P. S. No matter what, fixating on the Mining Game up to the point of addiction is something DMYF really does not recommend. Fixating on anything is not good. Remember: Moon Faucets are more profitable than Cointiply and, say, MoonBitcoin or BitFun also have OfferWalls… Ran out of suitable tasks? Stuff like the retarded Games section really the only way to earn Coins? Waste of time.
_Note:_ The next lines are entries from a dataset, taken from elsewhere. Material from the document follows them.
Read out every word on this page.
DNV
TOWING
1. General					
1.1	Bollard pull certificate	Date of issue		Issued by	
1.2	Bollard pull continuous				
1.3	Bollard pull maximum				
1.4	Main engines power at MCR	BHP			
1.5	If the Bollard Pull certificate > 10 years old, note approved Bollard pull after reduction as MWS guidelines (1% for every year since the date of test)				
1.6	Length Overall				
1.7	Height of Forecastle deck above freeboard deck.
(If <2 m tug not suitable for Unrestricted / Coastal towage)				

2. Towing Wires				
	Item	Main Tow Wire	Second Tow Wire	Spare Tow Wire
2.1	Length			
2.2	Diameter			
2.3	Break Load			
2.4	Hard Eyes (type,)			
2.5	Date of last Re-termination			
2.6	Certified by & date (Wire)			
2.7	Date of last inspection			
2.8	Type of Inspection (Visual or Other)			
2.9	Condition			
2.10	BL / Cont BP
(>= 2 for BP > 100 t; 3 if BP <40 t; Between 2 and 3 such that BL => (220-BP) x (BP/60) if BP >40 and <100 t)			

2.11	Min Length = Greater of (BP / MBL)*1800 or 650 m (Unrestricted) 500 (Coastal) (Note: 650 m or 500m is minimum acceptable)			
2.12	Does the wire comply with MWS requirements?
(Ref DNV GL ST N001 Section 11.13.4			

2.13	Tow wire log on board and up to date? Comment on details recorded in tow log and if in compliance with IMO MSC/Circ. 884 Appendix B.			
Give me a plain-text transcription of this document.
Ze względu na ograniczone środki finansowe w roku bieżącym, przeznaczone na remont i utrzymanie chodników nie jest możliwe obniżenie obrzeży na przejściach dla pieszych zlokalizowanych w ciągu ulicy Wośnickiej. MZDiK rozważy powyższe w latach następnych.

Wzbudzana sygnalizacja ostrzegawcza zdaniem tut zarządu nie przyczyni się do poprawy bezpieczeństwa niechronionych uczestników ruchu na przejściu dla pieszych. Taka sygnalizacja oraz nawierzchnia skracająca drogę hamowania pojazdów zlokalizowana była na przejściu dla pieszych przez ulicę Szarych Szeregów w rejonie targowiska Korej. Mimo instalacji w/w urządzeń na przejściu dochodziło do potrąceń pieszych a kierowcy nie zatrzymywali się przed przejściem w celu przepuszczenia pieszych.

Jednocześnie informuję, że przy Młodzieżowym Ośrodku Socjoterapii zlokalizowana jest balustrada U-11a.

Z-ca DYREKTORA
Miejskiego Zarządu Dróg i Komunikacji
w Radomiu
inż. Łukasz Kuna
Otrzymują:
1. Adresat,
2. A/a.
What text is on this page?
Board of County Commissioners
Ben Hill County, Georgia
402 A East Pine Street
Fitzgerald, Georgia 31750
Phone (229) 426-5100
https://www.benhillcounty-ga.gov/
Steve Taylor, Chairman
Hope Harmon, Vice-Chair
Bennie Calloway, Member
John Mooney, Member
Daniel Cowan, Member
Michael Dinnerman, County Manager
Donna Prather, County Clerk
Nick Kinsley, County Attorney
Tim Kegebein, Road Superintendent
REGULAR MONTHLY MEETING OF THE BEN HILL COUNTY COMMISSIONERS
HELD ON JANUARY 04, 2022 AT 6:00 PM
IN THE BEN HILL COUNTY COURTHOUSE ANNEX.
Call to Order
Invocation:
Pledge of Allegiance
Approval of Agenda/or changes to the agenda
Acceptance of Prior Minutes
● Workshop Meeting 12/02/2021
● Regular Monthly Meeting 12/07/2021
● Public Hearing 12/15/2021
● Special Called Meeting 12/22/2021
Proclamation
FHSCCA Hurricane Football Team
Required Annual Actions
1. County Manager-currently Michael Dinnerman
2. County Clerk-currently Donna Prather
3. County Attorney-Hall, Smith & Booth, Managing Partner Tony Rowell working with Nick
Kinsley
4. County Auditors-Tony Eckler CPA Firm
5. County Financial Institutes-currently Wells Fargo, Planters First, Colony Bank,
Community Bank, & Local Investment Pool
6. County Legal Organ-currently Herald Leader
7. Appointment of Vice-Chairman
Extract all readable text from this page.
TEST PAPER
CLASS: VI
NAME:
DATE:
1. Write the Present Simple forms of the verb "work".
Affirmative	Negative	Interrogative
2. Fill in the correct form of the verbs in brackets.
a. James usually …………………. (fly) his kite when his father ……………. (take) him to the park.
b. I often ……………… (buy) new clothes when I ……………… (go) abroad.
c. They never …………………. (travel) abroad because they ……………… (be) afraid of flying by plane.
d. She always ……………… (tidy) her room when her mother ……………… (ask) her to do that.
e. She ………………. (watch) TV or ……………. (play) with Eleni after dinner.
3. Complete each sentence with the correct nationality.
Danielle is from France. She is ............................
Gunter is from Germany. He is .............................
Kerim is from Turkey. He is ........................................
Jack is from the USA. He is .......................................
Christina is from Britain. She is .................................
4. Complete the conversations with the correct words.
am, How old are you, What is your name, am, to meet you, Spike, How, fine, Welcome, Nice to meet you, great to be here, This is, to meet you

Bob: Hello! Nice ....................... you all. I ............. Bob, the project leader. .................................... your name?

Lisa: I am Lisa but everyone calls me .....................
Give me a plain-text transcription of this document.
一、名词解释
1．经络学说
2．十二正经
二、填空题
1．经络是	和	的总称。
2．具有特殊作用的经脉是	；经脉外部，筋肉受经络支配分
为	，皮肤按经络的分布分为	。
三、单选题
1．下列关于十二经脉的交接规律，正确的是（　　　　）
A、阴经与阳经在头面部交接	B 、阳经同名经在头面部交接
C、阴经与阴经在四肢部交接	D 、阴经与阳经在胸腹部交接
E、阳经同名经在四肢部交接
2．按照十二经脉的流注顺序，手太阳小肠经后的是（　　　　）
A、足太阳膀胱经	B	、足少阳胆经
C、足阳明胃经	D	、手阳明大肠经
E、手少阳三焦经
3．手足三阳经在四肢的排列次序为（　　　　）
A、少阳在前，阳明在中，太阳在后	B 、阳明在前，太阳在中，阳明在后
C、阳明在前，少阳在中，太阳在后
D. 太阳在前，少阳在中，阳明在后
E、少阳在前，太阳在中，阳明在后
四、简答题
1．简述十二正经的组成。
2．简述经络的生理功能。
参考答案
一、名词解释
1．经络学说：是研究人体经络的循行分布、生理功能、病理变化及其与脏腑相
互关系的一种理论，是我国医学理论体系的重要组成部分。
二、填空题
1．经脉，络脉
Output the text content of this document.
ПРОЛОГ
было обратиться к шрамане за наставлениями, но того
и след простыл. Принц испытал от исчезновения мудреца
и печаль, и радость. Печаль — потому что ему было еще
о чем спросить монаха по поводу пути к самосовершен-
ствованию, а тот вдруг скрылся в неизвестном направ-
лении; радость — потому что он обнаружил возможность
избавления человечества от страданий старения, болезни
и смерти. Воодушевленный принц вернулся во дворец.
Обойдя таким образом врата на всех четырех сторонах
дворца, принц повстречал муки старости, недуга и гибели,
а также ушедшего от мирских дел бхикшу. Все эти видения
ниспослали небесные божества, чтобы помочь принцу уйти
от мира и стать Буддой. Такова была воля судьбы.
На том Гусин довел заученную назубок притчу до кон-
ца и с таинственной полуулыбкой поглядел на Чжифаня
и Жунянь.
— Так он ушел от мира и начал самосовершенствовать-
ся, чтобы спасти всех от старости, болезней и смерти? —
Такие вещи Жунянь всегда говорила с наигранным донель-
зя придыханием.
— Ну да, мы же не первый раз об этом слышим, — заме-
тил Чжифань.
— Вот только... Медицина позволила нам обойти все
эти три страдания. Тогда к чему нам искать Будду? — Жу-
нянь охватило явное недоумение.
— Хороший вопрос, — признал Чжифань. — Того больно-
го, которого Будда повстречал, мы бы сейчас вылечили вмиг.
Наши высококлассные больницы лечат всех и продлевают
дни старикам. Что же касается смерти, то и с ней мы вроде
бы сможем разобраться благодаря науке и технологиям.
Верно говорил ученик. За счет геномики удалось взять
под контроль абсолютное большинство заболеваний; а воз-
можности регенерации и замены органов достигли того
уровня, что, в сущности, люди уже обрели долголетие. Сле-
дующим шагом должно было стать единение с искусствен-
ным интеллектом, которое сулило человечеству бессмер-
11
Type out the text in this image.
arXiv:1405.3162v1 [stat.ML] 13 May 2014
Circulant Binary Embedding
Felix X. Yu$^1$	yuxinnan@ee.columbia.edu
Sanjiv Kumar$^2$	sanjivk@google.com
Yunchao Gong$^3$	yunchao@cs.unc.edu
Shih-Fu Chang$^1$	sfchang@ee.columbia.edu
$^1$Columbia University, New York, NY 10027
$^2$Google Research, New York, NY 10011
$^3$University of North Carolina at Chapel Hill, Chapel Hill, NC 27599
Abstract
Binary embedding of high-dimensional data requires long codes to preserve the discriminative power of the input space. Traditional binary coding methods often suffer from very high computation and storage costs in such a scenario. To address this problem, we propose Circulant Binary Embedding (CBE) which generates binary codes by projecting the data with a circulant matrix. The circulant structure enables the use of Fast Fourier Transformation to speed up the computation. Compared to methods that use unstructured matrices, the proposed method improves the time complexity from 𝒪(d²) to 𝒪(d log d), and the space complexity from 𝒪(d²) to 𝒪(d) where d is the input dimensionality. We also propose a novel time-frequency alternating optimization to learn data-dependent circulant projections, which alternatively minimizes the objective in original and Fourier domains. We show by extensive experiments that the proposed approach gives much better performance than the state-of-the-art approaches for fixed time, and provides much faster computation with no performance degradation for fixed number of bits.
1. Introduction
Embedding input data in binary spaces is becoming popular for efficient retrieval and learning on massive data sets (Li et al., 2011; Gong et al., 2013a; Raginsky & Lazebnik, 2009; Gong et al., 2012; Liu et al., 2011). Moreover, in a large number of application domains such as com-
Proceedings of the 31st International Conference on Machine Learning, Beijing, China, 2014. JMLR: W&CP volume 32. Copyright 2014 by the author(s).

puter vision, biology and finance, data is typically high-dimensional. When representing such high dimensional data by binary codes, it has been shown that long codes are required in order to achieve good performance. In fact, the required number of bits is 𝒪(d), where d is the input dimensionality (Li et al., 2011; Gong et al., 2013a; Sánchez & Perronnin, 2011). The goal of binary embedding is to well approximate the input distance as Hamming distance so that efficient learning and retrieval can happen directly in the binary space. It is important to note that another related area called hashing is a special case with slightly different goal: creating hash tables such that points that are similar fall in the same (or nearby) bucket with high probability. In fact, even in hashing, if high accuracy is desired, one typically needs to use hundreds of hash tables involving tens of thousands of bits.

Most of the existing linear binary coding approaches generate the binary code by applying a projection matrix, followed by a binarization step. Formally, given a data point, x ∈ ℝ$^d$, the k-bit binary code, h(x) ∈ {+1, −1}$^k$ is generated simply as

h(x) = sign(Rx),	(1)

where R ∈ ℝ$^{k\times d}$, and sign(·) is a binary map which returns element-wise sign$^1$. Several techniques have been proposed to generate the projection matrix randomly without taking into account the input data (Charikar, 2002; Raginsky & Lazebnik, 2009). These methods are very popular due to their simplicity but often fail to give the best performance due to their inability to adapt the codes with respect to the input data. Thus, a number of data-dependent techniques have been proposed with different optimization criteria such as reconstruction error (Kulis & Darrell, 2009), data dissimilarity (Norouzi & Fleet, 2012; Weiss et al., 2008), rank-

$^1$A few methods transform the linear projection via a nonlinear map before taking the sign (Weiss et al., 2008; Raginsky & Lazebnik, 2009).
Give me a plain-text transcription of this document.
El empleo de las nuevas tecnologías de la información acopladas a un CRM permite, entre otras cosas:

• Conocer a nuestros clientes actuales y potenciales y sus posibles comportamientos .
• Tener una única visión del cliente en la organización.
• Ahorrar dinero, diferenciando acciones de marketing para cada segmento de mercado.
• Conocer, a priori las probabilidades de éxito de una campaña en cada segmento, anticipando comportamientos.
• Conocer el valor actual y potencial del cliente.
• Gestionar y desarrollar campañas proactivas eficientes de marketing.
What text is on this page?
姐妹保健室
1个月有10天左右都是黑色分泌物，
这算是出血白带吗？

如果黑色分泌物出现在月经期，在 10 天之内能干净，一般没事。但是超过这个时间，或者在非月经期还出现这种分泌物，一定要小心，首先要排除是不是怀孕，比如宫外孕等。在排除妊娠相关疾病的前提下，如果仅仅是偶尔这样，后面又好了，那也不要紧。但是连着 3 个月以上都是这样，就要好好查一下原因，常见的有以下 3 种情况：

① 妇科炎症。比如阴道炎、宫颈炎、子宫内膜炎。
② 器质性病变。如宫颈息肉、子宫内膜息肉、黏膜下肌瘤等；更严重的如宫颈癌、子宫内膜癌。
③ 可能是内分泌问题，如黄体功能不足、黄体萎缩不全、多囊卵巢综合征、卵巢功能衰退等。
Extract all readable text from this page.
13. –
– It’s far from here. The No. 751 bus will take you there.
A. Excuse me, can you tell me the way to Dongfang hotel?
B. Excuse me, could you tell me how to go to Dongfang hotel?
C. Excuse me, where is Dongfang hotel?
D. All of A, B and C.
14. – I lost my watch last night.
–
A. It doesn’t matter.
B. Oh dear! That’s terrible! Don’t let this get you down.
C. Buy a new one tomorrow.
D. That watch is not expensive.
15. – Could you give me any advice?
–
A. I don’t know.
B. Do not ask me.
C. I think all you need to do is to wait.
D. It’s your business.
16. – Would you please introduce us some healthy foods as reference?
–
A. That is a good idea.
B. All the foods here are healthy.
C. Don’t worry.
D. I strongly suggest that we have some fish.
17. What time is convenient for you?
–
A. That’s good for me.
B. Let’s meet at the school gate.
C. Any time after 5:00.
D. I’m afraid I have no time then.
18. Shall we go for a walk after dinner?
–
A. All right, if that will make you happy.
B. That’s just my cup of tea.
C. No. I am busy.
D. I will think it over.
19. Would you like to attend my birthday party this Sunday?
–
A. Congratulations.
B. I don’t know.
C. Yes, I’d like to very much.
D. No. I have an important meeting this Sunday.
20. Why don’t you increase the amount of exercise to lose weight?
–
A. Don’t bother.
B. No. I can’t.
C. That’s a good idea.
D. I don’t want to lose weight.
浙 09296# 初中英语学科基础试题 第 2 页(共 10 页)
P. P. S. No matter what, it is a user’s Efficiency that determines profitability. A serious question is is it even worth the time “How to Earn More Coins While Working Less”. Our guides offer a tip or two; aside from that, – our beloved Calculator.dmg and CommonSense.exe apps work wonders.
Presumably, the $5+ USD anyone can earn for simply playing Final Fantasy is an Offer everyone completed (*for the record: the information below is merely information, not an advice; use caution when OfferWalling):
OfferToro Cointiply OfferWall:
OfferToro pays $5.10 for this task…
AdGate Cointiply OfferWall:
AdGate pays $6.12 for the same task.
The WarRobots game Offer we tested to check whether it is a safe and viable way of boosting one’s Cointiply balance quickly earns a user circa 2700 (=$0.27) Coins on Cointiply OfferWalls…
…however the Moon Bitcoin‘s OfferWall section contains the same offer which rewards a user 5600+ Satoshi for 15 minutes of playing a game.
According to today’s conversion rates, that equates to something like $0.37 worth of BTC.
Which, as opposed to Cointiply, can be transferred to an external wallet, exchange, or even sold for fiat same day (Moon Faucets are more profitable than Cointiply, as stated above).
Faucets offer microearnings for a user’s time and efforts as is. If someone’s love for Cointiply’s Mining Game exceeds the desire to earn cryptocurrency and learn about cryptocurrency simultaneously… DMYF should, probably, stop wasting time diverting our and our readers’ attention publishing articles dedicated to the Mining Game.